Drastic increase in accuracy while using pickle file with sklearn
I trained a xgboost classifier and it gave an accuracy of 49.99 % and i saved that model into a pickle file. When i ran the same data with pickle file (.pkl) it's giving an accuracy of 88.99 percent. I don't know why it's happening.

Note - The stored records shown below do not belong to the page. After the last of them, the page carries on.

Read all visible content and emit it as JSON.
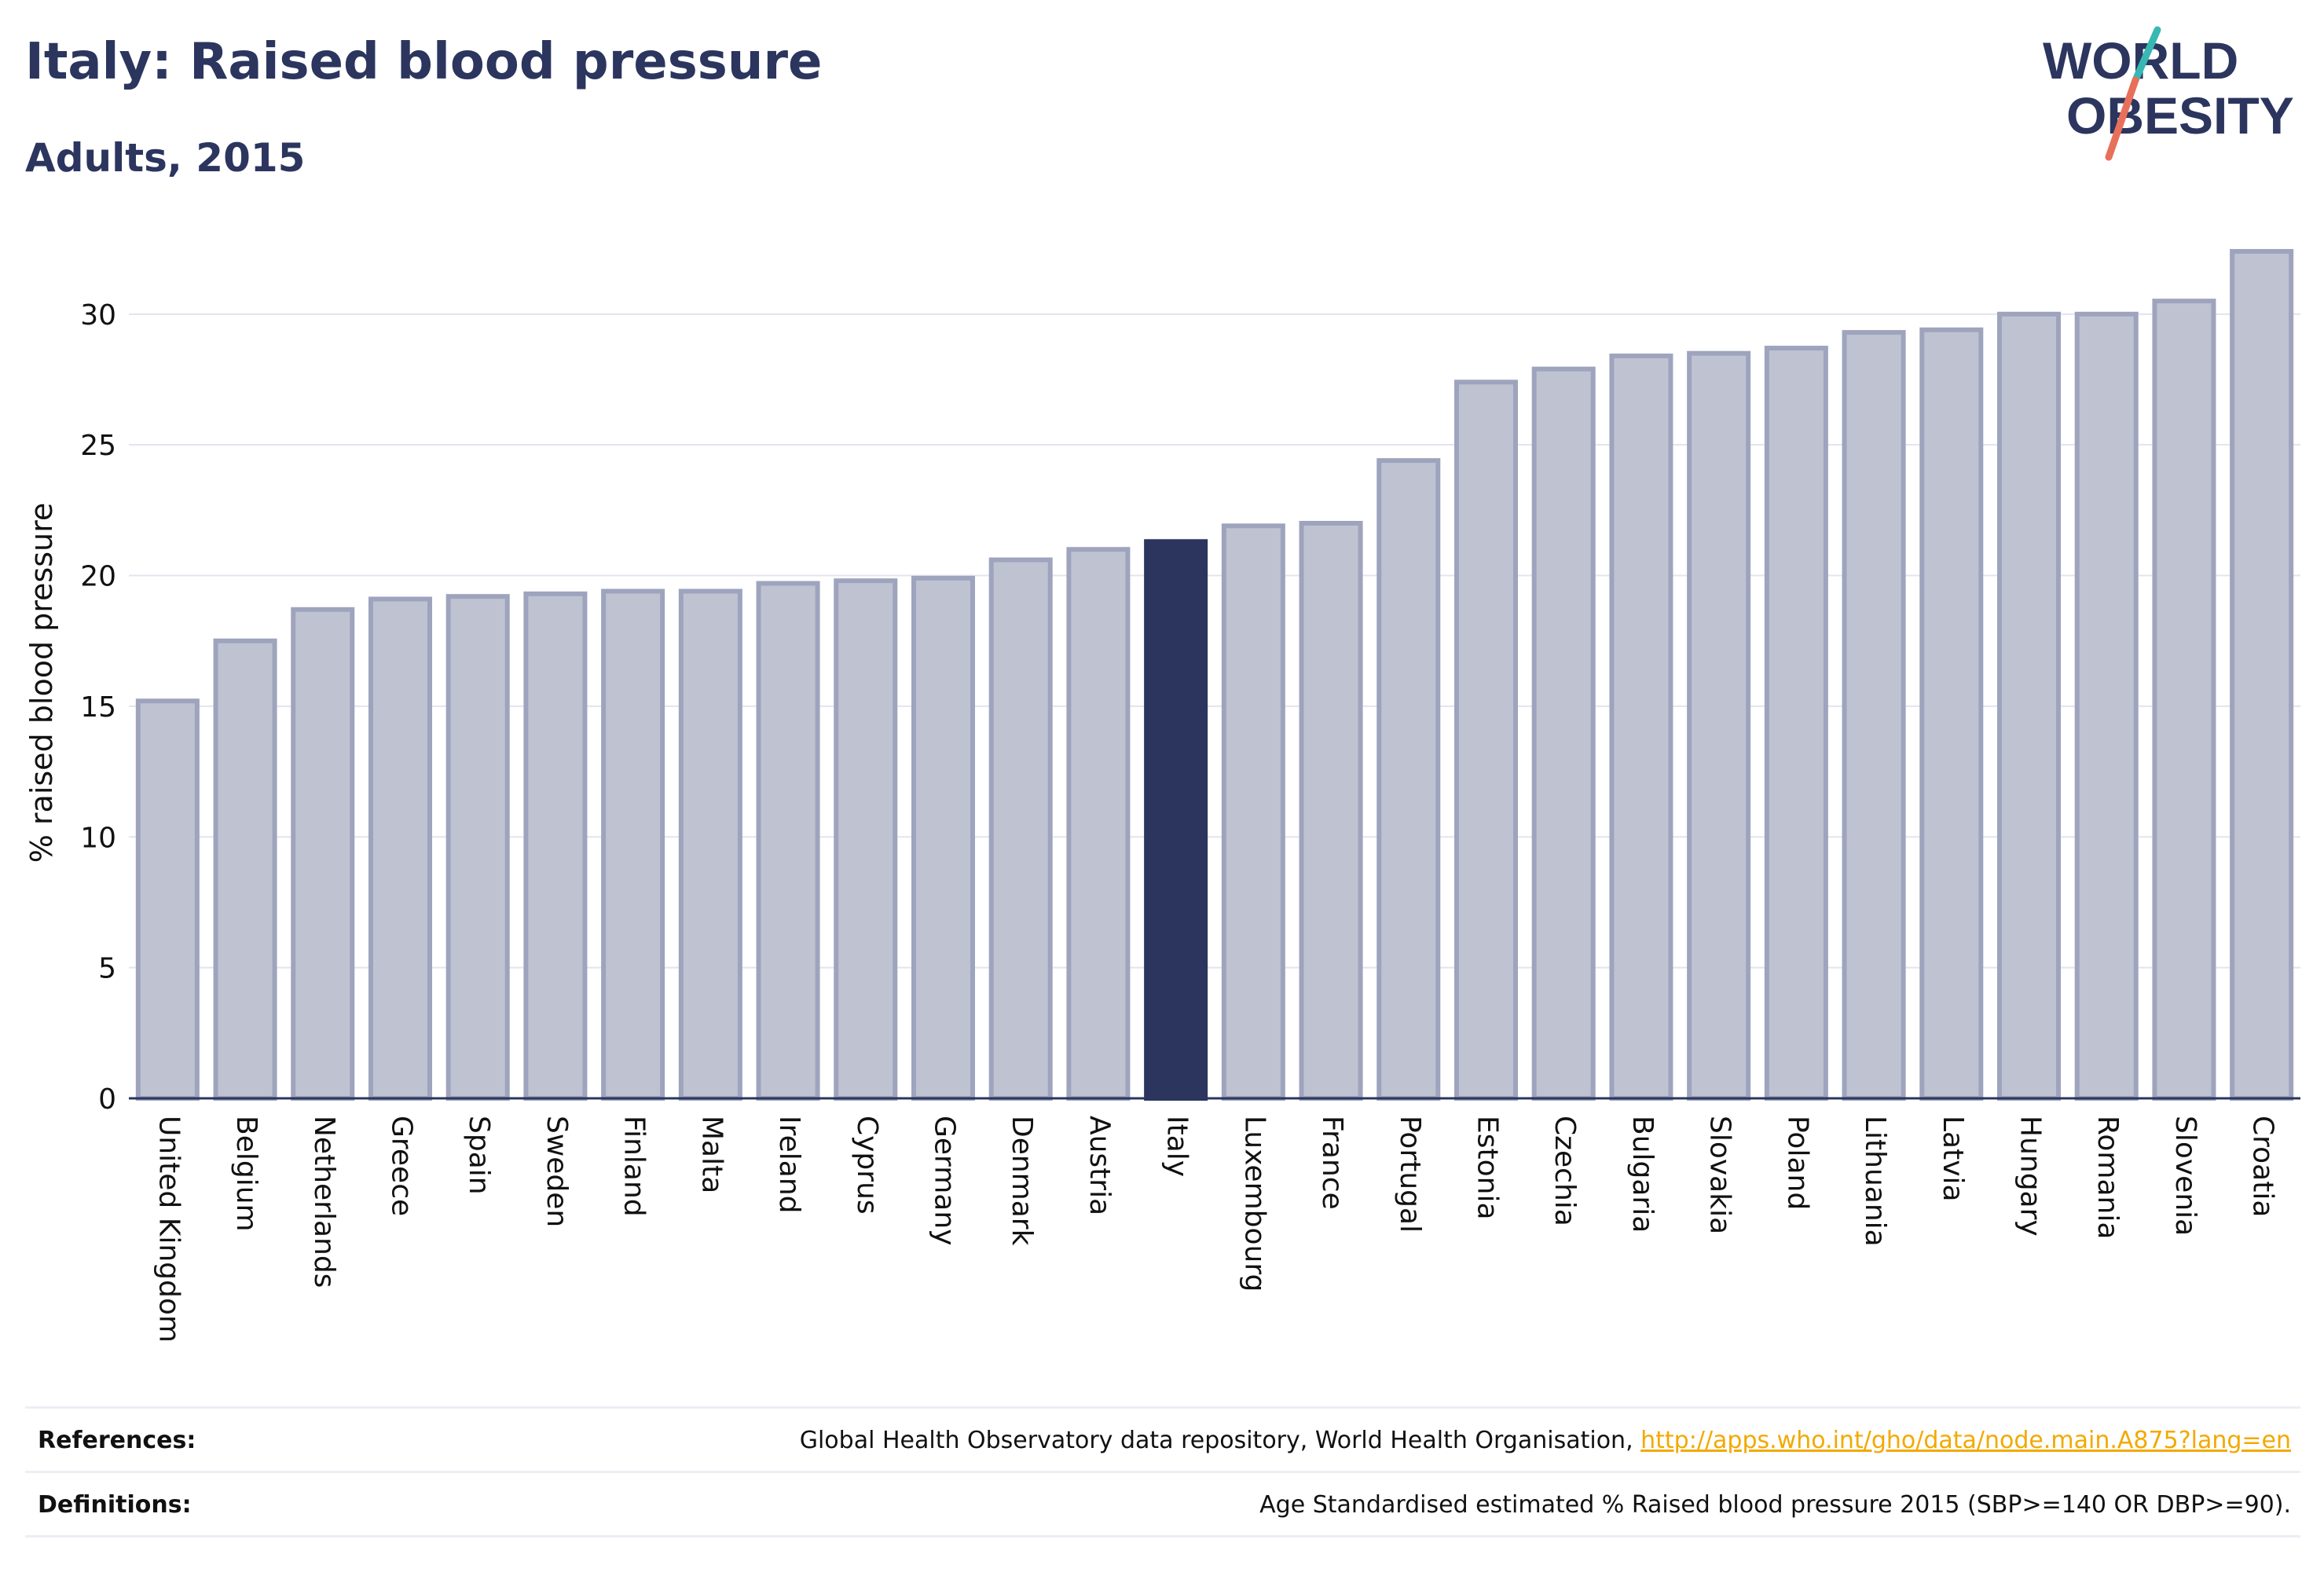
{
  "header": {
    "title": "Italy: Raised blood pressure",
    "subtitle": "Adults, 2015"
  },
  "logo": {
    "line1": "WORLD",
    "line2": "OBESITY",
    "slash_color_top": "#39b8b3",
    "slash_color_bottom": "#e8705a"
  },
  "colors": {
    "bar_default": "#bfc3d1",
    "bar_border": "#9ea4bd",
    "bar_highlight": "#2b355e",
    "text_dark": "#2b355e",
    "link": "#f2a900",
    "grid": "#e3e5ee"
  },
  "chart_data": {
    "type": "bar",
    "ylabel": "% raised blood pressure",
    "ylim": [
      0,
      33
    ],
    "yticks": [
      0,
      5,
      10,
      15,
      20,
      25,
      30
    ],
    "grid": true,
    "highlight": "Italy",
    "categories": [
      "United Kingdom",
      "Belgium",
      "Netherlands",
      "Greece",
      "Spain",
      "Sweden",
      "Finland",
      "Malta",
      "Ireland",
      "Cyprus",
      "Germany",
      "Denmark",
      "Austria",
      "Italy",
      "Luxembourg",
      "France",
      "Portugal",
      "Estonia",
      "Czechia",
      "Bulgaria",
      "Slovakia",
      "Poland",
      "Lithuania",
      "Latvia",
      "Hungary",
      "Romania",
      "Slovenia",
      "Croatia"
    ],
    "values": [
      15.2,
      17.5,
      18.7,
      19.1,
      19.2,
      19.3,
      19.4,
      19.4,
      19.7,
      19.8,
      19.9,
      20.6,
      21.0,
      21.3,
      21.9,
      22.0,
      24.4,
      27.4,
      27.9,
      28.4,
      28.5,
      28.7,
      29.3,
      29.4,
      30.0,
      30.0,
      30.5,
      32.4
    ]
  },
  "footer": {
    "references_label": "References:",
    "references_text": "Global Health Observatory data repository, World Health Organisation, ",
    "references_link": "http://apps.who.int/gho/data/node.main.A875?lang=en",
    "definitions_label": "Definitions:",
    "definitions_text": "Age Standardised estimated % Raised blood pressure 2015 (SBP>=140 OR DBP>=90)."
  }
}
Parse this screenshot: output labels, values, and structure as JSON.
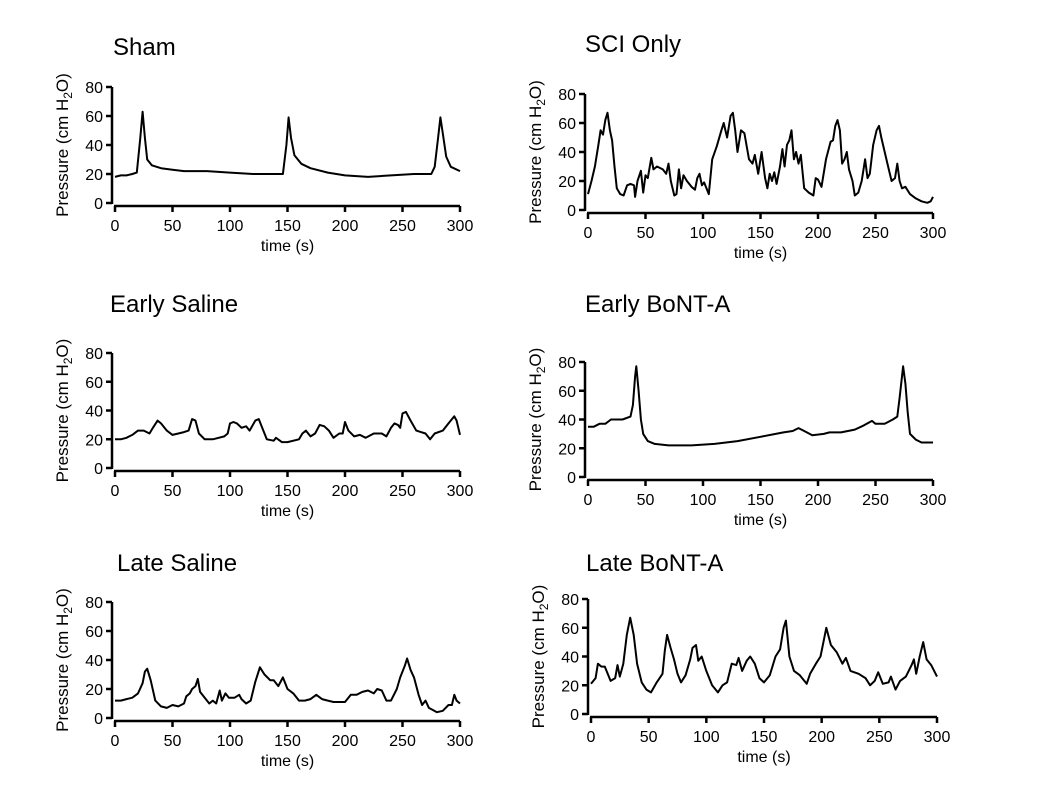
{
  "chart_data": [
    {
      "type": "line",
      "title": "Sham",
      "xlabel": "time (s)",
      "ylabel_parts": [
        "Pressure (cm H",
        "2",
        "O)"
      ],
      "xlim": [
        0,
        300
      ],
      "ylim": [
        0,
        80
      ],
      "xticks": [
        0,
        50,
        100,
        150,
        200,
        250,
        300
      ],
      "yticks": [
        0,
        20,
        40,
        60,
        80
      ],
      "grid": false,
      "color": "#000000",
      "series": [
        {
          "x": [
            0,
            5,
            10,
            15,
            19,
            22,
            24,
            26,
            28,
            32,
            40,
            50,
            60,
            80,
            100,
            120,
            140,
            146,
            149,
            151,
            153,
            156,
            162,
            170,
            185,
            200,
            220,
            240,
            260,
            275,
            278,
            281,
            283,
            285,
            288,
            292,
            300
          ],
          "y": [
            18,
            19,
            19,
            20,
            21,
            45,
            63,
            45,
            30,
            26,
            24,
            23,
            22,
            22,
            21,
            20,
            20,
            20,
            40,
            59,
            45,
            33,
            27,
            24,
            21,
            19,
            18,
            19,
            20,
            20,
            25,
            45,
            59,
            48,
            32,
            25,
            22
          ]
        }
      ]
    },
    {
      "type": "line",
      "title": "SCI Only",
      "xlabel": "time (s)",
      "ylabel_parts": [
        "Pressure (cm H",
        "2",
        "O)"
      ],
      "xlim": [
        0,
        300
      ],
      "ylim": [
        0,
        80
      ],
      "xticks": [
        0,
        50,
        100,
        150,
        200,
        250,
        300
      ],
      "yticks": [
        0,
        20,
        40,
        60,
        80
      ],
      "grid": false,
      "color": "#000000",
      "series": [
        {
          "x": [
            0,
            3,
            6,
            9,
            11,
            13,
            15,
            17,
            19,
            21,
            23,
            25,
            28,
            31,
            34,
            37,
            40,
            41,
            43,
            46,
            48,
            50,
            52,
            55,
            57,
            60,
            65,
            68,
            70,
            72,
            75,
            77,
            79,
            81,
            83,
            86,
            90,
            93,
            95,
            97,
            99,
            101,
            105,
            108,
            112,
            116,
            118,
            121,
            124,
            126,
            128,
            130,
            133,
            136,
            140,
            143,
            145,
            148,
            151,
            154,
            156,
            158,
            160,
            162,
            164,
            167,
            169,
            171,
            173,
            175,
            177,
            179,
            181,
            183,
            185,
            188,
            192,
            196,
            198,
            200,
            203,
            207,
            211,
            213,
            215,
            217,
            219,
            221,
            223,
            225,
            227,
            230,
            232,
            235,
            238,
            241,
            243,
            245,
            248,
            251,
            253,
            255,
            258,
            261,
            264,
            267,
            269,
            271,
            273,
            276,
            280,
            285,
            290,
            295,
            298,
            300
          ],
          "y": [
            11,
            20,
            30,
            45,
            55,
            52,
            62,
            67,
            55,
            48,
            30,
            15,
            11,
            10,
            17,
            18,
            17,
            9,
            20,
            27,
            12,
            24,
            22,
            36,
            28,
            30,
            28,
            25,
            32,
            20,
            10,
            11,
            28,
            15,
            24,
            20,
            16,
            14,
            22,
            25,
            17,
            19,
            11,
            35,
            44,
            55,
            60,
            50,
            65,
            67,
            55,
            40,
            55,
            53,
            35,
            32,
            38,
            25,
            40,
            22,
            15,
            25,
            20,
            26,
            18,
            30,
            42,
            30,
            45,
            48,
            55,
            35,
            40,
            32,
            38,
            15,
            12,
            10,
            22,
            21,
            16,
            35,
            47,
            48,
            58,
            62,
            55,
            32,
            35,
            40,
            28,
            20,
            10,
            12,
            20,
            35,
            22,
            25,
            45,
            55,
            58,
            50,
            40,
            30,
            20,
            22,
            32,
            20,
            15,
            16,
            11,
            8,
            6,
            5,
            6,
            9
          ]
        }
      ]
    },
    {
      "type": "line",
      "title": "Early Saline",
      "xlabel": "time (s)",
      "ylabel_parts": [
        "Pressure (cm H",
        "2",
        "O)"
      ],
      "xlim": [
        0,
        300
      ],
      "ylim": [
        0,
        80
      ],
      "xticks": [
        0,
        50,
        100,
        150,
        200,
        250,
        300
      ],
      "yticks": [
        0,
        20,
        40,
        60,
        80
      ],
      "grid": false,
      "color": "#000000",
      "series": [
        {
          "x": [
            0,
            5,
            10,
            15,
            20,
            25,
            30,
            33,
            37,
            40,
            45,
            50,
            55,
            60,
            64,
            67,
            70,
            73,
            78,
            85,
            95,
            98,
            100,
            103,
            106,
            110,
            114,
            117,
            122,
            125,
            128,
            132,
            138,
            140,
            145,
            150,
            160,
            163,
            166,
            170,
            174,
            178,
            182,
            186,
            190,
            195,
            198,
            200,
            203,
            208,
            213,
            218,
            225,
            232,
            236,
            240,
            243,
            246,
            248,
            250,
            253,
            257,
            262,
            266,
            270,
            274,
            278,
            285,
            290,
            295,
            297,
            300
          ],
          "y": [
            20,
            20,
            21,
            23,
            26,
            26,
            24,
            28,
            33,
            31,
            26,
            23,
            24,
            25,
            26,
            34,
            33,
            24,
            20,
            20,
            22,
            24,
            31,
            32,
            31,
            28,
            29,
            26,
            33,
            34,
            28,
            20,
            19,
            21,
            18,
            18,
            20,
            24,
            26,
            22,
            24,
            30,
            29,
            26,
            21,
            24,
            24,
            32,
            26,
            22,
            23,
            21,
            24,
            24,
            22,
            28,
            31,
            30,
            28,
            38,
            39,
            33,
            26,
            25,
            24,
            20,
            24,
            26,
            31,
            36,
            33,
            23
          ]
        }
      ]
    },
    {
      "type": "line",
      "title": "Early BoNT-A",
      "xlabel": "time (s)",
      "ylabel_parts": [
        "Pressure (cm H",
        "2",
        "O)"
      ],
      "xlim": [
        0,
        300
      ],
      "ylim": [
        0,
        80
      ],
      "xticks": [
        0,
        50,
        100,
        150,
        200,
        250,
        300
      ],
      "yticks": [
        0,
        20,
        40,
        60,
        80
      ],
      "grid": false,
      "color": "#000000",
      "series": [
        {
          "x": [
            0,
            5,
            10,
            15,
            20,
            25,
            30,
            37,
            39,
            41,
            42,
            44,
            46,
            48,
            52,
            58,
            70,
            90,
            110,
            130,
            150,
            170,
            178,
            183,
            188,
            195,
            205,
            210,
            220,
            232,
            240,
            247,
            250,
            258,
            265,
            269,
            271,
            273,
            274,
            276,
            278,
            280,
            285,
            290,
            300
          ],
          "y": [
            35,
            35,
            37,
            37,
            40,
            40,
            40,
            42,
            50,
            70,
            77,
            60,
            40,
            30,
            25,
            23,
            22,
            22,
            23,
            25,
            28,
            31,
            32,
            34,
            32,
            29,
            30,
            31,
            31,
            33,
            36,
            39,
            37,
            37,
            40,
            42,
            55,
            70,
            77,
            65,
            45,
            30,
            26,
            24,
            24
          ]
        }
      ]
    },
    {
      "type": "line",
      "title": "Late Saline",
      "xlabel": "time (s)",
      "ylabel_parts": [
        "Pressure (cm H",
        "2",
        "O)"
      ],
      "xlim": [
        0,
        300
      ],
      "ylim": [
        0,
        80
      ],
      "xticks": [
        0,
        50,
        100,
        150,
        200,
        250,
        300
      ],
      "yticks": [
        0,
        20,
        40,
        60,
        80
      ],
      "grid": false,
      "color": "#000000",
      "series": [
        {
          "x": [
            0,
            5,
            10,
            15,
            20,
            24,
            26,
            28,
            31,
            35,
            40,
            45,
            50,
            55,
            60,
            62,
            65,
            67,
            70,
            72,
            74,
            78,
            82,
            85,
            88,
            91,
            93,
            96,
            99,
            104,
            108,
            110,
            114,
            118,
            122,
            126,
            130,
            135,
            138,
            142,
            146,
            150,
            155,
            160,
            165,
            170,
            175,
            180,
            185,
            190,
            200,
            205,
            210,
            215,
            220,
            225,
            228,
            232,
            236,
            240,
            245,
            248,
            252,
            254,
            257,
            260,
            264,
            267,
            270,
            273,
            280,
            285,
            290,
            293,
            295,
            297,
            300
          ],
          "y": [
            12,
            12,
            13,
            14,
            17,
            24,
            32,
            34,
            26,
            12,
            8,
            7,
            9,
            8,
            10,
            15,
            17,
            20,
            22,
            27,
            18,
            14,
            10,
            12,
            10,
            19,
            12,
            17,
            14,
            14,
            16,
            13,
            10,
            12,
            25,
            35,
            30,
            26,
            26,
            22,
            28,
            20,
            17,
            12,
            12,
            13,
            16,
            13,
            12,
            11,
            11,
            16,
            16,
            18,
            19,
            17,
            20,
            19,
            12,
            12,
            20,
            28,
            36,
            41,
            33,
            28,
            16,
            9,
            12,
            7,
            4,
            5,
            9,
            9,
            16,
            12,
            10
          ]
        }
      ]
    },
    {
      "type": "line",
      "title": "Late BoNT-A",
      "xlabel": "time (s)",
      "ylabel_parts": [
        "Pressure (cm H",
        "2",
        "O)"
      ],
      "xlim": [
        0,
        300
      ],
      "ylim": [
        0,
        80
      ],
      "xticks": [
        0,
        50,
        100,
        150,
        200,
        250,
        300
      ],
      "yticks": [
        0,
        20,
        40,
        60,
        80
      ],
      "grid": false,
      "color": "#000000",
      "series": [
        {
          "x": [
            0,
            4,
            6,
            9,
            12,
            17,
            21,
            23,
            25,
            28,
            31,
            34,
            37,
            40,
            44,
            48,
            52,
            57,
            62,
            64,
            66,
            69,
            72,
            75,
            78,
            82,
            86,
            88,
            91,
            93,
            96,
            100,
            105,
            110,
            114,
            118,
            122,
            126,
            128,
            131,
            135,
            138,
            142,
            146,
            150,
            155,
            160,
            164,
            167,
            169,
            172,
            176,
            181,
            187,
            190,
            195,
            199,
            202,
            204,
            208,
            213,
            218,
            221,
            225,
            232,
            238,
            242,
            246,
            249,
            253,
            258,
            260,
            264,
            268,
            273,
            278,
            280,
            282,
            285,
            288,
            291,
            295,
            300
          ],
          "y": [
            21,
            25,
            35,
            33,
            33,
            23,
            25,
            34,
            26,
            35,
            55,
            67,
            55,
            35,
            22,
            17,
            15,
            22,
            28,
            44,
            55,
            46,
            38,
            28,
            22,
            27,
            38,
            46,
            48,
            37,
            40,
            30,
            20,
            15,
            20,
            22,
            35,
            34,
            39,
            30,
            37,
            40,
            35,
            25,
            22,
            27,
            40,
            45,
            60,
            65,
            40,
            30,
            27,
            21,
            28,
            35,
            40,
            52,
            60,
            48,
            43,
            35,
            39,
            30,
            28,
            25,
            20,
            23,
            29,
            21,
            22,
            26,
            17,
            23,
            26,
            34,
            38,
            28,
            40,
            50,
            38,
            34,
            26
          ]
        }
      ]
    }
  ]
}
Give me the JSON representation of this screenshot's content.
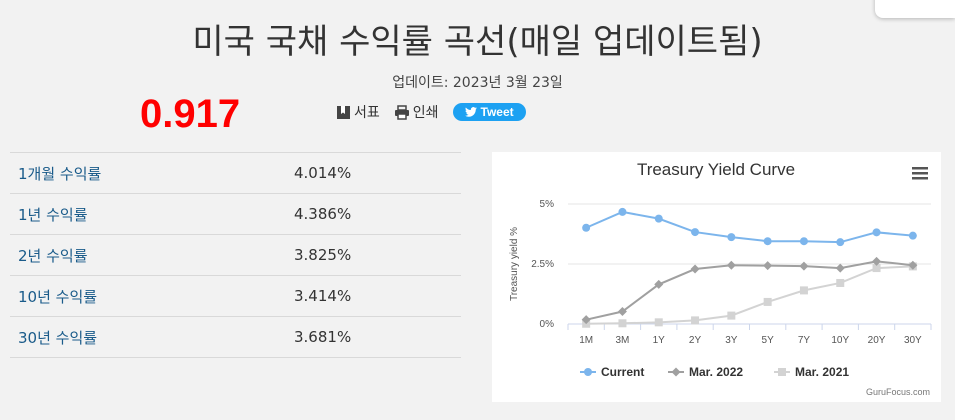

Please help me out from this situation.
bank_dataset = pd.read_csv(rdataset.csv)
missing_val = pd.DataFrame(bank_dataset.isnull().sum())
bank_dataset[' Balance'] = bank_dataset[' Balance'].fillna(bank_dataset[' Balance'].mean())
from sklearn.preprocessing import LabelEncoder
le = LabelEncoder()
objList = bank_dataset.select_dtypes(include = object).columns
for feat in objList:
bank_dataset[feat] = le.fit_transform(bank_dataset[feat].astype(str))
correlation = bank_dataset.corr()
print(correlation['Outcome'].sort_values(ascending = False), '\n')
k = 10
cols = correlation.nlargest(k, 'Outcome')['Outcome'].index
cm = np.corrcoef(bank_dataset[cols].values.T)
f, ax = plt.subplots(figsize=(14,14))
sns.heatmap(cm, vmax = .8, linewidths = 0.01, square = True, annot = True, cmap = coolwarm, linecolor = white,
annot_kws = {'size':12}, xticklabels = cols.values, yticklabels = cols.values)
X = bank_dataset.iloc[:, [7,8,12,24,11,16,4,18,20]].values
y = bank_dataset.iloc[:, -4].values
from sklearn.model_selection import train_test_split
X_train, X_test, y_train, y_test = train_test_split(X, y, test_size = 0.2, random_state = 1)
from xgboost import XGBClassifier
xg = XGBClassifier()
xg.fit(X_train, y_train)
y_pred = xg.predict(X_test)
from sklearn.metrics import confusion_matrix
from sklearn import metrics
print(metrics.accuracy_score(y_test, y_pred))
cm = confusion_matrix(y_test, y_pred)
import pickle
filename = 'xg.pkl'
pickle.dump(xg, open(filename, 'wb'))
The above code for training and saving the model into .pkl
bank_dataset = pd.read_csv(rdataset.csv)
from sklearn.preprocessing import LabelEncoder
le = LabelEncoder()
objList = bank_dataset.select_dtypes(include = object).columns
for feat in objList:
bank_dataset[feat] = le.fit_transform(bank_dataset[feat].astype(str))
X = bank_dataset.iloc[:, [7,8,12,24,11,16,4,18,20]].values
y = bank_dataset.iloc[:, -4].values
file = open('xg.pkl', 'rb')
data = pickle.load(file)
X_ = data.predict(X)
The second code is running the code with pkl file with the same data used for training.